S3

The S3 module provides a simple means for an application to store and access files on AWS S3. This template is set up for deploying an S3 bucket using Terraform and provides a simple TypeScript API to work with this bucket.

Configure

In order to provide a basic configuration for an S3 bucket, we only need to know the name of the bucket you want to create.

Please note that a bucket name needs to be globally unique. However, buckets are always created in a specific AWS region. The bucket will be deployed to the AWS region you have specified.

Getting Started

Infrastructure

The first thing we recommend to do with a new module is to stand up the infrastructure for the module. For this, find the directory for this module in the packages/ folder and navigate to this folder in the command line. Then identify the name of the deployment you have defined in the Goldstack configuration tool.
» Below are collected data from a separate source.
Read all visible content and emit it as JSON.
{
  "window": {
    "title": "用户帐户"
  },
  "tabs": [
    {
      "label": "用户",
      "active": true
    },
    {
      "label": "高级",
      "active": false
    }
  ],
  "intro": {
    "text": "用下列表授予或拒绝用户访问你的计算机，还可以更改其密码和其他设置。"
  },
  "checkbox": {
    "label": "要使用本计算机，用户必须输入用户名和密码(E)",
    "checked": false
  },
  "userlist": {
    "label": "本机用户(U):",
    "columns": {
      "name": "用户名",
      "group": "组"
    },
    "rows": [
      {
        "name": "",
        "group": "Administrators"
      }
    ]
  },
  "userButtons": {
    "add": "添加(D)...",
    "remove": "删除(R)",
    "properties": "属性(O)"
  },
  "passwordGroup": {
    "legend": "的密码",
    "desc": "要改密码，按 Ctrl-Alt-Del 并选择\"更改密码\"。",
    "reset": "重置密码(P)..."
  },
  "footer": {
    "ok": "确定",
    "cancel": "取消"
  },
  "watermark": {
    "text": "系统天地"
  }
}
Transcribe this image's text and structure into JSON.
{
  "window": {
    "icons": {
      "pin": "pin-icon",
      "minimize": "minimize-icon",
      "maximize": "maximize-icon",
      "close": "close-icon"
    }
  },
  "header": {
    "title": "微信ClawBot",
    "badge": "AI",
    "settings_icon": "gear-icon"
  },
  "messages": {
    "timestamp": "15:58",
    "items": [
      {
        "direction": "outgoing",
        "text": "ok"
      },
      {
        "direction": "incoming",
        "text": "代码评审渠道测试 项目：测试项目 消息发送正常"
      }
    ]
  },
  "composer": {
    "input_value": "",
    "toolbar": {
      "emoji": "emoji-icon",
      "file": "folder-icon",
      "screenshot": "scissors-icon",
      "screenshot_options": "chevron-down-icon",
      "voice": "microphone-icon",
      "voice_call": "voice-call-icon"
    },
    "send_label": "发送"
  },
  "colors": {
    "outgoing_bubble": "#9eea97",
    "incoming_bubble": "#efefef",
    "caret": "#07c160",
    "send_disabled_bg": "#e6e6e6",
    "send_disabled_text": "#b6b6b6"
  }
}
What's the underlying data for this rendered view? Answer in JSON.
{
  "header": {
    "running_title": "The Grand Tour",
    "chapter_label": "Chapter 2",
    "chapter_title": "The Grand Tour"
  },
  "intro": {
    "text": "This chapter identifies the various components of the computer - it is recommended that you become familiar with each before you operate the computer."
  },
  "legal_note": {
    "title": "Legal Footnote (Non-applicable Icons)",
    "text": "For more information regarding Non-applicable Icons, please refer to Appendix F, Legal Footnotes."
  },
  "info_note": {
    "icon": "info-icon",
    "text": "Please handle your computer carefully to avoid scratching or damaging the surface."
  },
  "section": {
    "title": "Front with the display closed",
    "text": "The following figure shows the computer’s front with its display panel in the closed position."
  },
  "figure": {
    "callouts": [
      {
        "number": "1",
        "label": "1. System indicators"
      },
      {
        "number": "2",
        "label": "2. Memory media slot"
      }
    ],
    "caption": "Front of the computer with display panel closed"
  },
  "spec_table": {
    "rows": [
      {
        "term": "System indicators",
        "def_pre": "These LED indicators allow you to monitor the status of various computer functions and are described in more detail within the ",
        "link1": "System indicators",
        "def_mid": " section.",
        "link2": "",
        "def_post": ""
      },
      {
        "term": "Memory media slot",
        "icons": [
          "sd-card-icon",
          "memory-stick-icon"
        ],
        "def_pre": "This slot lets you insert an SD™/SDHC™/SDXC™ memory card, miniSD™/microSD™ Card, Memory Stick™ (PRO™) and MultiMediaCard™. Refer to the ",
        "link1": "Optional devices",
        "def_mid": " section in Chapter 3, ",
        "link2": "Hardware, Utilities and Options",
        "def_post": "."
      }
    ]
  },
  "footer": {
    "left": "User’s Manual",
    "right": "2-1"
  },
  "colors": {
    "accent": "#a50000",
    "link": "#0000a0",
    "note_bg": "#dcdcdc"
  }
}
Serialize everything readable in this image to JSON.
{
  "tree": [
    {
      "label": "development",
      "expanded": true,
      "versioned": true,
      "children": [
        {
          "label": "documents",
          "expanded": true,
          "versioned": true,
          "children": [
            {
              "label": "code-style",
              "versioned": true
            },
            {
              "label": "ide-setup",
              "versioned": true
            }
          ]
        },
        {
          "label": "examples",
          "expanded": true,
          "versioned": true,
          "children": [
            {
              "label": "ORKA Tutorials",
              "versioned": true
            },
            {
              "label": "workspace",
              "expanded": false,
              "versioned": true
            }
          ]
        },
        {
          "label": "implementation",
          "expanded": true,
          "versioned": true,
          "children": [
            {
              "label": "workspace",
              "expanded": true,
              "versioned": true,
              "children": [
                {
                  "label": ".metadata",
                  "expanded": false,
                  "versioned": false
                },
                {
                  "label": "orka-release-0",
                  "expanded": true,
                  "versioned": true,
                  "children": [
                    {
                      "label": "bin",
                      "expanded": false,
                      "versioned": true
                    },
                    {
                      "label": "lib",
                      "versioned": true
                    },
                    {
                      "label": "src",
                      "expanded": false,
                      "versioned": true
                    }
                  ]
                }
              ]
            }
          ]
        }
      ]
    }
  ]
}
This can be found in the packages/[moduleName]/goldstack.json file. Look for the "deployments" property and there for the "name" of the first deployment. The name should either be dev or prod.

In order to stand up the infrastructure, now run in the command line:

yarn infra up [deploymentName]

This will be either yarn infra up dev or yarn infra up prod depending on your choice of deployment. Note that running this command can often take a while.

Development

This is how an the S3 module can be used from another module:

import { getBucketName, connect } from 'my-s3-module';

const s3 = connect();
await s3.putObject({
  BucketName: getBucketName(),
  Key: 'my-doc',
  Body: 'content',
});

The object returned from connect() is an instance of the AWS S3 client.

Note it is also possible to add additional TypeScript files in the modules src/ folder. This is a good place to put an abstraction layer on top of the S3 interface, for instance a data repository specific to the needs of your application.

Infrastructure

All infrastructure for this module is defined in Terraform. You can find the Terraform files for this module in the directory [moduleDir]/infra/aws. You can define multiple deployments for this module, for instance for deployment into a development, test and production system. The deployments and their respective configurations are defined in [moduleDir]/goldstack.json. When using the Goldstack configuration tool, there will be one deployment defined that is either dev or prod depending on whether you choose to define your initial infrastructure for a development or production system.

Infrastructure Commands

There are a number of package scripts defined for working with infrastructure. For all infrastructure scripts, we will need to define which deployment they should apply to for. This is done by referencing the deployment name as configured in goldstack.json. The following commands are supported:

yarn infra up [deploymentName]

Which will run the commands init, plan and apply to stand up the infrastructure in the specified destination. If you are new to Terraform, running yarn infra up is the easiest way to get your infrastructure up and running.

However, if you are familiar with Terraform and want more fine-grained control over the deployment of your infrastructure, the following commands are also supported:

yarn infra init [deploymentName]

Which will run terraform init to initialise the deployment.

yarn infra plan [deploymentName]

Which will run terraform plan and show the delta for the infrastructure.

yarn infra apply [deploymentName]

Which will run terraform apply and deploy the infrastructure. This requires yarn infra plan to have run successfully before.

yarn infra destroy [deploymentName]

Which will run terraform destroy and destroy all your infrastructure. Note that this will lead to loss of all the data you may be storing in datastores for this deployment, so do use this command with caution.

Customizing Terraform

Goldstack is made to make it very easy to customize the infrastructure to your specific needs. The easiest way to do this is to simply edit the *.tf files in the infra/aws folder. You can make the changes you need and then run yarn infra up [deploymentName] to apply the changes.

The infra/aws folder contains a file variables.tf that contains the variables required for your deployment; for instance the domain name for a website. The values for these variables are defined in the module's goldstack.json file in the "configuration" property. There is one global configuration property that applies for all deployments and each deployment also has their own configuration property. In order to add a new variable, add this variable to variables.tf and then add it to the configuration for your module or to the configurations for the deployments.

Note that due to JavaScript and Terraform using different conventions for naming variables, Goldstack applies a basic transformation to variable names. Camel-case variables names are converted in valid variables names for terraform by replacing every instance of a capital letter C with _c in the variable name. For instance:

myVariableName in the Goldstack configuration will translate to the Terraform variable my_variable_name as defined in variables.tf.

Terraform State

In order to manage your infrastructure, Terraform maintains a state for each deployment - to be able to calculate required changes when the infrastructure is updated and also to enable to destroy the infrastructure easily if it is no longer required. Goldstack by default will store the terraform state in the infra/aws folder as simple files.

This works well for deploying infrastructure from your local development environment but is not a good choice when building a CI/CD pipeline for the infrastructure definition. In that case, it is better to define Remote State. A popular choice many projects adopt here is to store the state in an S3 bucket. Please see the Terraform documentation for further details.

Security Hardening

The S3 bucket for this module is already configured to allow only private access to the bucket. Be careful when making the bucket public and ensure that it only has contents that can be publicly exposed. For use cases such as using a bucket for hosting content, we recommend using the Static Website module.